Is this true? I'm pretty sure that most of the regex engines I've used (grep, ripgrep, re2, hyperscan) use Thompson's construction or at least some NFA-based algorithm (not necessarily Thomopson's; Glushkov automata in particular are used by hyperscan).

burntsushi · on Nov 11, 2022

Yes, all of those are finite automata based. Although grep usually uses the POSIX system regex library. GNU grep will use its own finite automata based approach for a subset (a large subset) of regexes.

But most regex engines are backtracking based. Perl, PCRE (used by PHP and probably others), Oniguruma/Onigmo (used by Ruby), Javascript, Java, Python.
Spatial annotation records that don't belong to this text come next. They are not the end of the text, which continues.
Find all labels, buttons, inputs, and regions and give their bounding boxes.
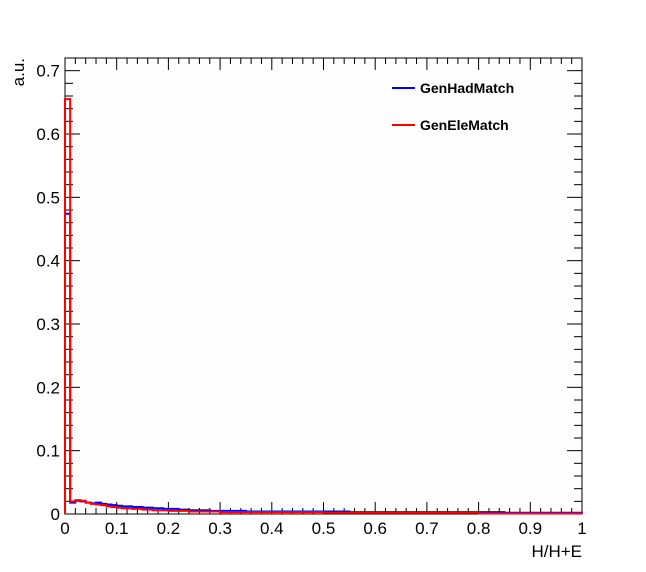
legend-label-genhadmatch: GenHadMatch [420, 80, 514, 96]
x-tick-label: 0.8 [467, 519, 491, 538]
y-axis-ticks [65, 57, 582, 515]
plot-frame [64, 57, 583, 515]
series-layer [64, 98, 583, 515]
y-tick-label: 0 [51, 505, 60, 524]
legend-label-genelematch: GenEleMatch [420, 117, 509, 133]
legend: GenHadMatch GenEleMatch [392, 80, 514, 133]
x-tick-label: 1 [577, 519, 586, 538]
y-axis-tick-labels: 0 0.1 0.2 0.3 0.4 0.5 0.6 0.7 [36, 62, 60, 524]
x-tick-label: 0 [60, 519, 69, 538]
y-tick-label: 0.5 [36, 188, 60, 207]
y-tick-label: 0.7 [36, 62, 60, 81]
x-tick-label: 0.7 [415, 519, 439, 538]
x-tick-label: 0.4 [260, 519, 284, 538]
x-axis-title: H/H+E [531, 542, 582, 561]
x-tick-label: 0.9 [518, 519, 542, 538]
y-tick-label: 0.6 [36, 125, 60, 144]
y-tick-label: 0.4 [36, 252, 60, 271]
y-tick-label: 0.2 [36, 378, 60, 397]
x-tick-label: 0.3 [208, 519, 232, 538]
y-tick-label: 0.3 [36, 315, 60, 334]
y-axis-title: a.u. [9, 58, 28, 86]
series-line-genelematch [64, 98, 583, 515]
y-tick-label: 0.1 [36, 442, 60, 461]
x-tick-label: 0.5 [312, 519, 336, 538]
x-tick-label: 0.2 [157, 519, 181, 538]
x-tick-label: 0.6 [363, 519, 387, 538]
x-axis-tick-labels: 0 0.1 0.2 0.3 0.4 0.5 0.6 0.7 0.8 0.9 1 [60, 519, 586, 538]
x-tick-label: 0.1 [105, 519, 129, 538]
That covers a lot of ground.

Plus, popular reference web sites like https://www.regular-expressions.info/ are heavily biased toward regex engines that have features typically only implemented by backtracking engines.

masklinn · on Nov 11, 2022

There's also postgres's which descends from spencer's (Tcl Advanced Regular Expressions) and supports backreferences but IME is very hard to catch into catastrophic backtracking.
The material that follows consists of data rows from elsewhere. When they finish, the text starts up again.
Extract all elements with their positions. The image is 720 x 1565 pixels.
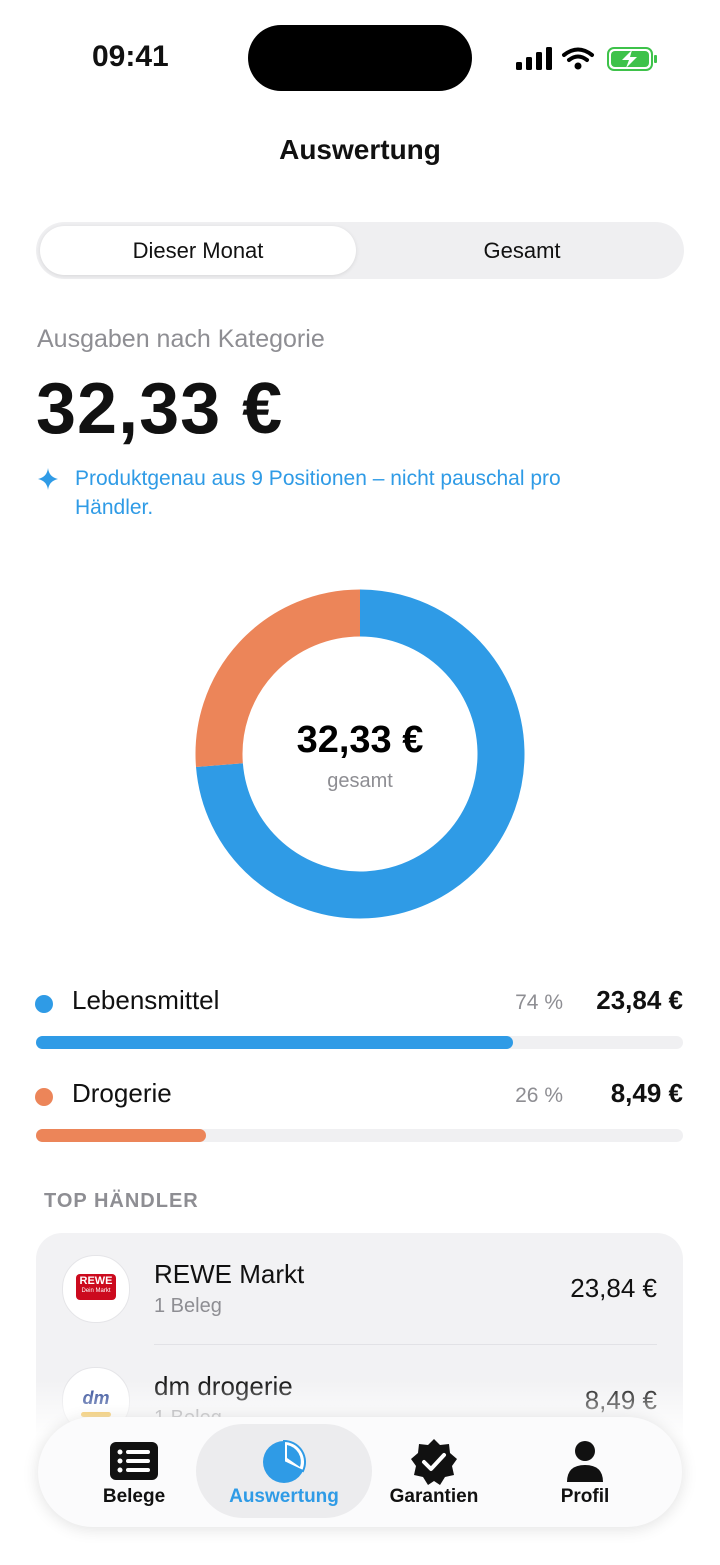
tab-icon [411, 1439, 457, 1485]
donut-segment [196, 589, 525, 919]
category-amount: 8,49 € [610, 1078, 683, 1108]
merchant-receipts: 1 Beleg [154, 1295, 222, 1317]
bar-fill [36, 1129, 206, 1142]
category-name: Lebensmittel [72, 985, 220, 1015]
status-time: 09:41 [92, 40, 169, 73]
status-icons [516, 47, 657, 71]
legend-dot [35, 1088, 53, 1106]
category-share: 26 % [515, 1084, 563, 1107]
segment[interactable]: Dieser Monat [40, 226, 356, 275]
merchant-name: REWE Markt [154, 1259, 305, 1289]
section-label: Ausgaben nach Kategorie [37, 325, 325, 353]
donut-center-caption: gesamt [327, 770, 393, 792]
tab-icon [567, 1441, 603, 1482]
tab-icon [263, 1439, 306, 1483]
tab-item[interactable]: Garantien [346, 1424, 522, 1518]
info-note: Produktgenau aus 9 Positionen – nicht pa… [75, 467, 561, 519]
divider [154, 1344, 657, 1345]
bar-fill [36, 1036, 514, 1049]
segment[interactable]: Gesamt [483, 238, 561, 263]
logo-text: REWE [79, 1275, 113, 1287]
tab-item[interactable]: Belege [46, 1424, 222, 1518]
dynamic-island [248, 25, 472, 91]
tab-item[interactable]: Profil [497, 1424, 673, 1518]
tab-label: Profil [560, 1486, 610, 1507]
page-title: Auswertung [279, 134, 441, 165]
logo-badge [76, 1274, 116, 1300]
donut-center-value: 32,33 € [297, 719, 424, 761]
total-amount: 32,33 € [36, 369, 284, 449]
category-share: 74 % [515, 991, 563, 1014]
merchant-logo: REWE Dein Markt [62, 1255, 130, 1323]
legend-dot [35, 995, 53, 1013]
section-title: TOP HÄNDLER [44, 1190, 199, 1212]
donut-segment [195, 589, 361, 767]
tab-item[interactable]: Auswertung [196, 1424, 372, 1518]
merchant-amount: 23,84 € [570, 1273, 657, 1303]
tab-label: Auswertung [229, 1486, 339, 1507]
category-amount: 23,84 € [596, 985, 683, 1015]
tab-label: Belege [102, 1486, 166, 1507]
donut-chart: 32,33 € gesamt [195, 589, 525, 919]
category-name: Drogerie [72, 1078, 172, 1108]
tab-label: Garantien [389, 1486, 479, 1507]
tab-icon [110, 1442, 158, 1480]
sparkle-icon [38, 468, 58, 490]
logo-subtext: Dein Markt [81, 1288, 111, 1294]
Possibly because you need to use the feature to trigger the NFA mode and the baseline test case for catastrophic backtracking doesn't, it just assumes the engine will backtrack.

1letterunixname · on Nov 12, 2022

GNU grep historical design discussion:

https://lists.freebsd.org/pipermail/freebsd-current/2010-Aug...

Modern GNU grep includes optional PCRE2 support. I incorrectly recalled that it skipped NFA->DFA conversion, but that maybe how something else like Go or re2 work in certain cases.

https://git.savannah.gnu.org/cgit/grep.git/tree/src

Most people in tech don't seem to grasp that there are very few compatible/identical regex formats. Hell, most people don't know what are the comprehensive list of code points characters classes include because they're poorly doc'd or undocumented. I had to write some scripts to find them for certain languages: Ruby, Python, and Rust. I advise people to never reinvent regex or Unicode parsing themselves because there are far too many security issues and edge cases that will inevitably become problems.

burntsushi · on Nov 12, 2022

You're speaking to the author of Rust's regex engine.

> Hell, most people don't know what are the comprehensive list of code points characters classes include because they're poorly doc'd or undocumented. I had to write some scripts to find them for certain languages: Ruby, Python, and Rust.

Can you say more? All of the classes are documented here for the regex crate: https://docs.rs/regex/latest/regex/#syntax

Any not listed there are from Unicode and defined by Unicode.

> I advise people to never reinvent regex or Unicode parsing themselves because there are far too many security issues and edge cases that will inevitably become problems.

So what should have I done instead?

I generally advise people never to say "never reinvent something," because that stifles innovation and progress.

> Modern GNU grep includes optional PCRE2 support. I incorrectly recalled that it skipped NFA->DFA conversion, but that maybe how something else like Go or re2 work in certain cases.

Not quite sure what you're trying to say here, but see: https://news.ycombinator.com/item?id=33567129

klodolph · on Nov 11, 2022

As a side note, when converting the NFA to a DFA, you get an exponential number of states, since each DFA state corresponds to a set of NFA states.

burntsushi · on Nov 11, 2022

True, and that's why libraries like RE2 don't build full DFAs. They use lazy DFAs. DFA states are compiled as needed. At most one state is built per byte of input, so this sidesteps the exponential time bound.

In all implementations I know of, memory use is bounded. When memory fills up, the cache of DFA states is cleared. If this happens too many times, RE2 quits the lazy DFA and falls back to a Pike VM. (Effectively the Thompson NFA matcher, but with capture group support.)

yarg · on Nov 11, 2022

Most modern 'regex' implementations don't actually implement regular grammars.

I think they're generally closer in power to PDA.

https://en.wikipedia.org/wiki/Pushdown_automaton

Kranar · on Nov 12, 2022

Yep absolutely, almost all of them are more powerful than PDAs and in fact Perl's are Turing complete.